Moreover, Gushee’s words are a welcome reprieve from the voices of so-called “affirming” Christians that are attempting to make LGBT affirmation a welcome pillar of Christian orthodoxy.

More:

Gushee is gambling with high stakes; unreasonably high stakes in my opinion. He’s asking the church — and by extension, the global church — to repent of two thousand years of biblical teaching. He’s asking us to journey with him accepting that the church’s entire witness, including the words of Jesus himself, have been misunderstood or wrong for the entirety of church history. He’s asking us to trust him on his journey and those like him — highly educated and predominantly Western social progressives — to speak univocally for the entire church.

This is the stark reality that evangelicalism must come to grips with. There is no “third way” possible. Everyone is going to have to pick a side. Sitting on the fence might be convenient for some people’s career, but the trajectory of where the West is headed will not countenance moderation when the canons of social justice require nothing short of celebrating LGBT orthodoxy.

I agree with all of this — and do read the whole thing.  Last year, Gushee himself wrote that middle ground is impossible, and so is avoiding the LGBT issue.

If you really do believe, against clear Scriptural teaching and the unified witness of almost 2,000 years of the Christian church, that homosexuality and gay unions are blessed by God, then it is unjust to deny gays and lesbians full participation in church life (including marriage) without repentance — because what is there to repent of? If you’re especially broad-minded, you might sign on to an “agree to disagree” policy within the church, as a measure to protect unity until a clear majority within the church agrees with you. But you would do so with the expectation that eventually the entire church would unambiguously affirm the progressive policy. This makes sense, given your belief that this is a matter of human dignity and fundamental justice.

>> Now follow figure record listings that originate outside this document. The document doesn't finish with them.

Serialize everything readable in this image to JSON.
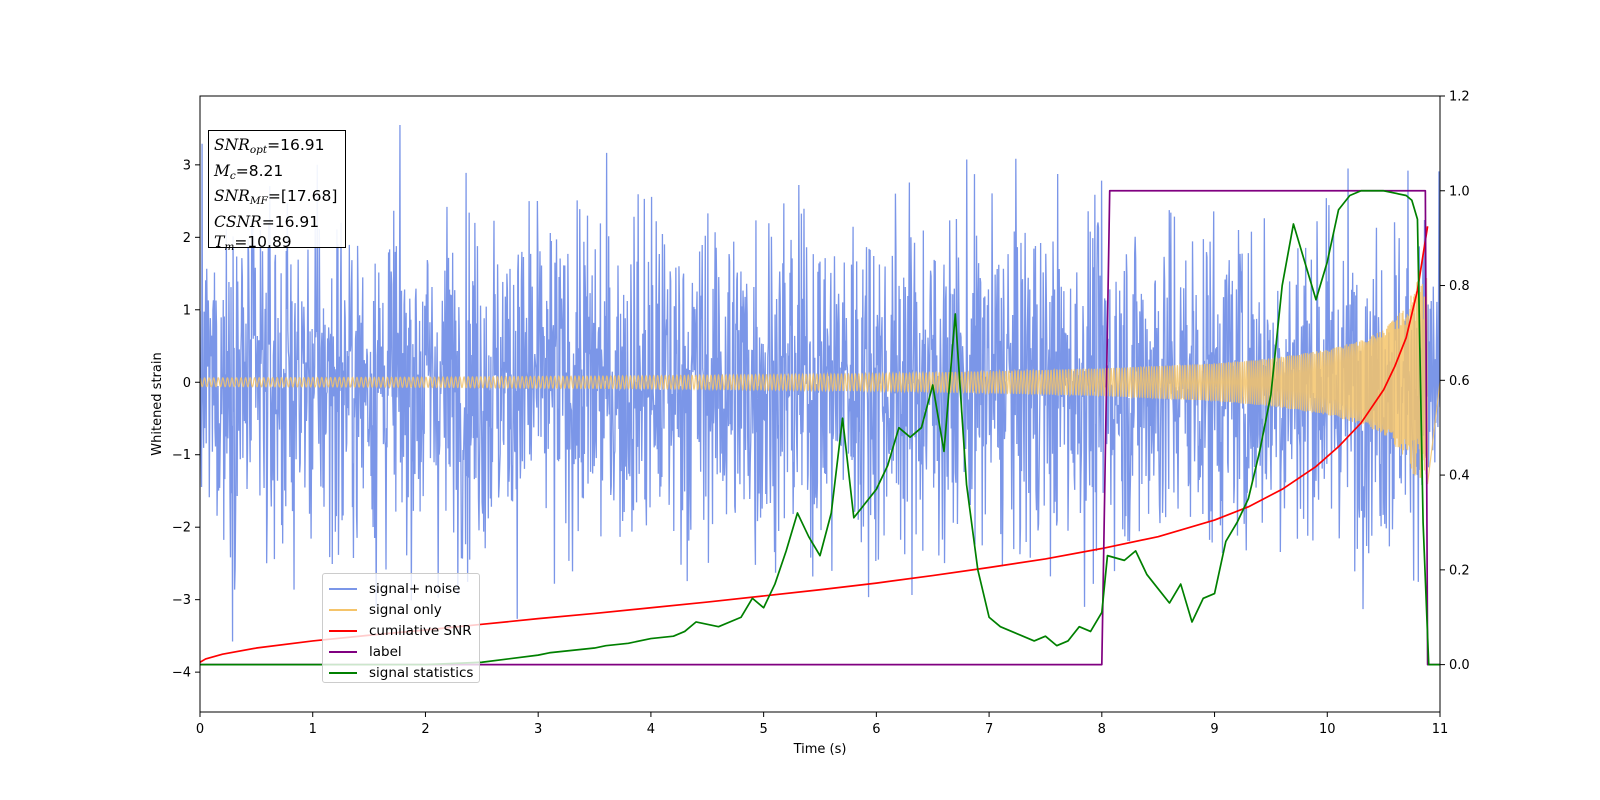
{
  "chart_data": {
    "type": "line",
    "title": "",
    "xlabel": "Time (s)",
    "ylabel": "Whitened strain",
    "xlim": [
      0,
      11
    ],
    "ylim": [
      -4.55,
      3.95
    ],
    "y2lim": [
      -0.1,
      1.2
    ],
    "x_ticks": [
      "0",
      "1",
      "2",
      "3",
      "4",
      "5",
      "6",
      "7",
      "8",
      "9",
      "10",
      "11"
    ],
    "y_ticks": [
      "3",
      "2",
      "1",
      "0",
      "−1",
      "−2",
      "−3",
      "−4"
    ],
    "y2_ticks": [
      "1.2",
      "1.0",
      "0.8",
      "0.6",
      "0.4",
      "0.2",
      "0.0"
    ],
    "grid": false,
    "legend_position": "lower-left",
    "annotation": {
      "snr_opt": "=16.91",
      "mc": "=8.21",
      "snr_mf": "=[17.68]",
      "csnr": "=16.91",
      "tm": "=10.89"
    },
    "series": [
      {
        "name": "signal+ noise",
        "color": "#7b96e8",
        "axis": "left",
        "description_values": {
          "noise_std": 1.0,
          "approx_range": [
            -4.15,
            3.55
          ]
        }
      },
      {
        "name": "signal only",
        "color": "#f5c46a",
        "axis": "left",
        "envelope": {
          "x": [
            0,
            2,
            4,
            6,
            7,
            8,
            9,
            9.5,
            10,
            10.3,
            10.5,
            10.7,
            10.8,
            10.89,
            11
          ],
          "amplitude": [
            0.06,
            0.07,
            0.09,
            0.12,
            0.15,
            0.19,
            0.26,
            0.33,
            0.45,
            0.58,
            0.72,
            1.05,
            1.4,
            1.45,
            0
          ]
        }
      },
      {
        "name": "cumilative SNR",
        "color": "#ff0000",
        "axis": "right",
        "x": [
          0,
          0.05,
          0.2,
          0.5,
          1,
          1.5,
          2,
          2.5,
          3,
          3.5,
          4,
          4.5,
          5,
          5.5,
          6,
          6.5,
          7,
          7.5,
          8,
          8.5,
          9,
          9.3,
          9.6,
          9.9,
          10.1,
          10.3,
          10.5,
          10.6,
          10.7,
          10.8,
          10.89
        ],
        "values": [
          0.005,
          0.012,
          0.022,
          0.035,
          0.05,
          0.062,
          0.073,
          0.085,
          0.097,
          0.108,
          0.12,
          0.132,
          0.145,
          0.158,
          0.172,
          0.188,
          0.205,
          0.223,
          0.245,
          0.27,
          0.305,
          0.333,
          0.37,
          0.418,
          0.46,
          0.51,
          0.58,
          0.63,
          0.69,
          0.79,
          0.925
        ]
      },
      {
        "name": "label",
        "color": "#800080",
        "axis": "right",
        "x": [
          0,
          8.0,
          8.07,
          10.87,
          10.89,
          11
        ],
        "values": [
          0,
          0,
          1,
          1,
          0,
          0
        ]
      },
      {
        "name": "signal statistics",
        "color": "#008000",
        "axis": "right",
        "x": [
          0,
          0.5,
          1,
          1.5,
          2,
          2.5,
          3,
          3.1,
          3.3,
          3.5,
          3.6,
          3.8,
          4,
          4.2,
          4.3,
          4.4,
          4.5,
          4.6,
          4.8,
          4.9,
          5.0,
          5.1,
          5.2,
          5.3,
          5.4,
          5.5,
          5.6,
          5.7,
          5.8,
          5.9,
          6.0,
          6.1,
          6.2,
          6.3,
          6.4,
          6.5,
          6.6,
          6.7,
          6.8,
          6.9,
          7.0,
          7.1,
          7.2,
          7.3,
          7.4,
          7.5,
          7.6,
          7.7,
          7.8,
          7.9,
          8.0,
          8.05,
          8.2,
          8.3,
          8.4,
          8.5,
          8.6,
          8.7,
          8.8,
          8.9,
          9.0,
          9.1,
          9.2,
          9.3,
          9.4,
          9.5,
          9.6,
          9.7,
          9.8,
          9.9,
          10.0,
          10.1,
          10.2,
          10.3,
          10.5,
          10.7,
          10.75,
          10.8,
          10.85,
          10.9,
          11
        ],
        "values": [
          0,
          0,
          0,
          0,
          0,
          0.005,
          0.02,
          0.025,
          0.03,
          0.035,
          0.04,
          0.045,
          0.055,
          0.06,
          0.07,
          0.09,
          0.085,
          0.08,
          0.1,
          0.14,
          0.12,
          0.17,
          0.24,
          0.32,
          0.27,
          0.23,
          0.32,
          0.52,
          0.31,
          0.34,
          0.37,
          0.42,
          0.5,
          0.48,
          0.5,
          0.59,
          0.45,
          0.74,
          0.38,
          0.2,
          0.1,
          0.08,
          0.07,
          0.06,
          0.05,
          0.06,
          0.04,
          0.05,
          0.08,
          0.07,
          0.11,
          0.23,
          0.22,
          0.24,
          0.19,
          0.16,
          0.13,
          0.17,
          0.09,
          0.14,
          0.15,
          0.26,
          0.3,
          0.35,
          0.45,
          0.57,
          0.8,
          0.93,
          0.85,
          0.77,
          0.85,
          0.96,
          0.99,
          1.0,
          1.0,
          0.99,
          0.98,
          0.94,
          0.3,
          0.0,
          0.0
        ]
      }
    ]
  }
}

But if you affirm Scripture and tradition on the issue, then you must agree, finally, that this is an issue on which there cannot be compromise. Oh, you may have tried it for the sake of maintaining church unity (this is what the Anglicans have been writhing over for a long time), but that is no longer tenable. Your opponents within the church will no longer stand for it — and, if they are theologically and morally correct, they should not stand for it. There is no more middle ground: you have to decide. In truth, there never was any middle ground, and those who thought there was were deceiving themselves. If your side is correct, then it is time to quit playing games for the sake of a peace and unity that does not and cannot exist. As Andrew T. Walker says, the stakes are too high.

But if the other side is correct, then on what grounds should they tolerate unreasonable bigots like you (well, like us)?

The center is not holding because there is no longer a center on this issue, and in truth, never was.

Be grateful, at least, for the clarity David Gushee brings to the conflict. Which side are you on? You must decide. You do not and must not hate those who reach the opposite conclusion. But you must not pretend that we can share a church, unless one side is prepared to keep its views on the matter quiet, and stand down from contesting the issue within the church.